Your Positions Clear -- Stay Firm
You need to be firm in what you will
pay or not pay. First, study the process of refinancing
so you can understand the steps involved and who benefits
from what. Know the current rates, and read economic
news—especially government announcements—that will help
you decide what to say to the lender and broker. Put
caps on how much you will pay for loan origination fees,
processing costs, etc.; also make sure you get a locked
in rate with the stipulation that if the rates change
you will only be affected if they go down and not up.

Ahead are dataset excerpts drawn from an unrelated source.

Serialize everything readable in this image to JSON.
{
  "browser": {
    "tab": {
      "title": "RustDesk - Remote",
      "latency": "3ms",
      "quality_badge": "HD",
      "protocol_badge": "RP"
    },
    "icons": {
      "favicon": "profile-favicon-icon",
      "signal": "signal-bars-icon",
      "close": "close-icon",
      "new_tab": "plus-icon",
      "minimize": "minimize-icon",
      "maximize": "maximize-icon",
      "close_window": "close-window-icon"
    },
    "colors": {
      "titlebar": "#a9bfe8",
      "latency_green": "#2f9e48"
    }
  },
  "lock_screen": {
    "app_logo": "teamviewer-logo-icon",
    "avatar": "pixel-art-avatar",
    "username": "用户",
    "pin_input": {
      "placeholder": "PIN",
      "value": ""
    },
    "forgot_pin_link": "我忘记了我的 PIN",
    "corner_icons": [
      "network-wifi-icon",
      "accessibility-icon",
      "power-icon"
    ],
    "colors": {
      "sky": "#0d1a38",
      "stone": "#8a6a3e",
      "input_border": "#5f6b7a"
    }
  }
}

When it comes to the YSP, that should
be one cost that is non-negotiable on your end. Remember
that the lender pays a “commission” for this (which
amounts to a kickback), and this commission is not your
responsibility. Tell them up front you will not pay
any YSP, also more simply known as a markup. Once you
have laid down the law, make sure the company doesn’t
change your interest rate—ask to see the rate from their
wholesaler. If they refuse, you’re in the wrong place.
This mortgage company will be nothing but trouble.
Compare Wholesale Rates
When you do get your hands on the wholesale
rate, compare it to the mortgage company’s own rate.
If there is a difference, they are still trying to charge
you a YSP. Time to walk. In any case, always check this
aspect of your loan with an expert like a lawyer—it
will be worth a few bucks to save potentially thousands.